Klingenberger-Straße

frankfurter bembelUnd wieder ist es der Main, der Frankfurt mit dem ca. 60 km entfernten Klingenberg verbindet. Das fränkische Städtchen liegt direkt am Fluss und zählt zum Gesamtkomplex der Wirtschaftsregion Rhein-Main. Am rechten Mainufer gelegen, berühren die Ausläufer des Spessarts die kleine Stadt. Doch zwischen Stadt und einstigem Bannwald wächst heute berühmter Frankenwein an steilen, in Terrassen angelegten Hängen aus rotem Buntsandstein.

Verantwortungsvolles Schenkenamt ….

Die Geschichte erzählt, dass um 1100 über der heutigen Stadt die Clingenburg gebaut und von den Schenken von Limpurg, die dem schwäbisch-fränkischen Adel angehören, ca. 150 Jahre lang bewohnt ist.
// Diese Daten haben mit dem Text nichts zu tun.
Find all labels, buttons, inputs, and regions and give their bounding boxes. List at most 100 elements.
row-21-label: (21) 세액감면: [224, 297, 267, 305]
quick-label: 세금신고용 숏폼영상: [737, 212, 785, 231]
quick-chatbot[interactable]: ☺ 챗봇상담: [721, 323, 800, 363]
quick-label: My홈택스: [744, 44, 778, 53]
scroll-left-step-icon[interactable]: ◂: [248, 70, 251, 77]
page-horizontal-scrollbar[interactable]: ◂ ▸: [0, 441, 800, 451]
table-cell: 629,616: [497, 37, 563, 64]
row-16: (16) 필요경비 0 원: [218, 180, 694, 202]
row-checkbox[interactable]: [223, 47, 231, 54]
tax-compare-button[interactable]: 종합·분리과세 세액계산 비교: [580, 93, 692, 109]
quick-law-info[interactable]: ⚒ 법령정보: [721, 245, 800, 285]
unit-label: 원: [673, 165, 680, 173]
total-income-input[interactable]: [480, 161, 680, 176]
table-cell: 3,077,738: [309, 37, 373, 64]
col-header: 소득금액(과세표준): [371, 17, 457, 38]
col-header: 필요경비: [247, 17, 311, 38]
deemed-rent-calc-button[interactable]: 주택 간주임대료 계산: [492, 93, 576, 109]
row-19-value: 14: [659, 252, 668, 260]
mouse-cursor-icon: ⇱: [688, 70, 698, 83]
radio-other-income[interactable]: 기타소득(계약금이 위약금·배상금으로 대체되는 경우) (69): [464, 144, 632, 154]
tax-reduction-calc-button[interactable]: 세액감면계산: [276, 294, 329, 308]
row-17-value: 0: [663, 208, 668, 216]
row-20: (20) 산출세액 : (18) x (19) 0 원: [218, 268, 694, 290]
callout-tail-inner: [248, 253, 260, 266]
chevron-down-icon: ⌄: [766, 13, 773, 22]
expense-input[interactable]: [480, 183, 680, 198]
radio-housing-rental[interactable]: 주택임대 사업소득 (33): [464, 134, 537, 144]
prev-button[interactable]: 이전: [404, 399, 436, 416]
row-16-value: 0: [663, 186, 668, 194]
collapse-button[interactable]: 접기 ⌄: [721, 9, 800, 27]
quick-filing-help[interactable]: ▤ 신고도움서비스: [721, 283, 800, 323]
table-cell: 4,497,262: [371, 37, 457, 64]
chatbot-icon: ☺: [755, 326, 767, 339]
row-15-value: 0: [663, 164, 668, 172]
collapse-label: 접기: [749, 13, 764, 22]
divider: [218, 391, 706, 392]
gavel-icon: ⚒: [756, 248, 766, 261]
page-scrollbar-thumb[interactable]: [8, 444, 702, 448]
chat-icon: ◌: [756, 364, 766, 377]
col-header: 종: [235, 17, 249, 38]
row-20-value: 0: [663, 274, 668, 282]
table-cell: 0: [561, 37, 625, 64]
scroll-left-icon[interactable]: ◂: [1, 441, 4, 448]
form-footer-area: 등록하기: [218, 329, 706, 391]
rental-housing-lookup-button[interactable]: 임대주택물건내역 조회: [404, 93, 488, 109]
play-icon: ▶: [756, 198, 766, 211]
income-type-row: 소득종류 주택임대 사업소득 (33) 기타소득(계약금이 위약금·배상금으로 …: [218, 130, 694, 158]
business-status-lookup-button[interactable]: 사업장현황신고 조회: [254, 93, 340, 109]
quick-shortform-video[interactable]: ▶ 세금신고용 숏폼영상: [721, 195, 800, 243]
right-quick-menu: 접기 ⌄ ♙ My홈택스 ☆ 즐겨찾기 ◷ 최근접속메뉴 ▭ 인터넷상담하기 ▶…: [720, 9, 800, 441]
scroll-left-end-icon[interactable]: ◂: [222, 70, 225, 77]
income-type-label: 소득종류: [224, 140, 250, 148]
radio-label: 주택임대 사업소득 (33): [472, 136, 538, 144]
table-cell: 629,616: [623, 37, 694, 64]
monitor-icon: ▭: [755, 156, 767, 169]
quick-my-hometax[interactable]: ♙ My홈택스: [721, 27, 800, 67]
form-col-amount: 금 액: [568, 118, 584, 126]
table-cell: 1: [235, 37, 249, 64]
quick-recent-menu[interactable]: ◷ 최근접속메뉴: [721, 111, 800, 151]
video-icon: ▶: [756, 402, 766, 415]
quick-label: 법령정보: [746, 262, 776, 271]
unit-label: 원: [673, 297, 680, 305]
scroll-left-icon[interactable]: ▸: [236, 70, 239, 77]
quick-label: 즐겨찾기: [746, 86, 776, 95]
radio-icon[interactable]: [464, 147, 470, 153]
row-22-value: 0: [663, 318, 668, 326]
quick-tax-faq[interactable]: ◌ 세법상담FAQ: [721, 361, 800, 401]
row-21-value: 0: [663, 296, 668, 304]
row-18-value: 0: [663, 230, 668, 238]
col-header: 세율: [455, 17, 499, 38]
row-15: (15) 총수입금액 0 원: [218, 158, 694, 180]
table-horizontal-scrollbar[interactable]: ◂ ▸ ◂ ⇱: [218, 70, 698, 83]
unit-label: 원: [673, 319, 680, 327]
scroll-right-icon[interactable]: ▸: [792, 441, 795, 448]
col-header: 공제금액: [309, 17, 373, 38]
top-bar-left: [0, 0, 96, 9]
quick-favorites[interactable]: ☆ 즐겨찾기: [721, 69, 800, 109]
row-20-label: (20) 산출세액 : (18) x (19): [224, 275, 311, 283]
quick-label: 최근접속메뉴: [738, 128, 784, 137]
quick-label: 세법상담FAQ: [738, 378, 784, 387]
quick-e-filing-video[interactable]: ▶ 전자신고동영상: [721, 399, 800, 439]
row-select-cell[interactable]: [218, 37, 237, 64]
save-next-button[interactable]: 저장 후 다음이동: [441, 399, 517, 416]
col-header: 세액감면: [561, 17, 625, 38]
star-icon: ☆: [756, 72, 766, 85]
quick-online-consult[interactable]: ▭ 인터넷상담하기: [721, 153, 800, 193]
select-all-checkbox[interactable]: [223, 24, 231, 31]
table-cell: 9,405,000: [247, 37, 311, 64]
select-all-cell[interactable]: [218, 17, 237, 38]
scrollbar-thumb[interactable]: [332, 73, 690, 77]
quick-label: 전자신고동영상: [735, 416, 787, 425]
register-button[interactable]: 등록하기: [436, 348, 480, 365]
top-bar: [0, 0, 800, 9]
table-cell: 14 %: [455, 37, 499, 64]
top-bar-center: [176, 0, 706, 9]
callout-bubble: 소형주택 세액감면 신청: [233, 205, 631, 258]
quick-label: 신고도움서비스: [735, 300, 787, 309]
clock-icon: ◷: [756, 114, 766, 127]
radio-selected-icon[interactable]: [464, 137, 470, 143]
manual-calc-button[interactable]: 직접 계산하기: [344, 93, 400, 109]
An ihrem Fuß entwickelt sich das heutige Städtchen Klingenberg. Der Limpurger Schenk Conradus Colbo, der Erbauer der Clingenburg, ist Inhaber eines Reichserbamtes, das des Mund-Schenken, am Hofe des Kaisers Barbarossa. Wer das Schenkenamt innehat, hat die ehrenvolle und gleichwohl verantwortungsvolle Aufgabe, für alles Trinkbare am Hof zu sorgen. Dieses Amt erhält nur jener, dem man bedingungslos vertrauen kann, denn Leib und Leben eines Kaisers können von der Integrität seines Mundschenks abhängen.  

Von Conradus zu Conrad …

Als Conradus stirbt, heiratet seine Frau einen anderen Conrad, den von Bickenbach und nimmt die Clingenburg mit in die neue Ehe. Damit fällt sie an einen politischen Gegenspieler des ersten Gatten, denn Conrad von Bickenbach ist seinem Papst ergeben, was der kaisertreue Conradus Colbo nicht ist.  
Heute ist die Burg im Besitz der Stadt und wird während der Sommermonate als Freiluftbühne genutzt. Die Clingenburg-Festspiele werden seit fast 20 Jahren jährlich vom Festspiel Verein mit anspruchsvollen Veranstaltungen ausgerichtet.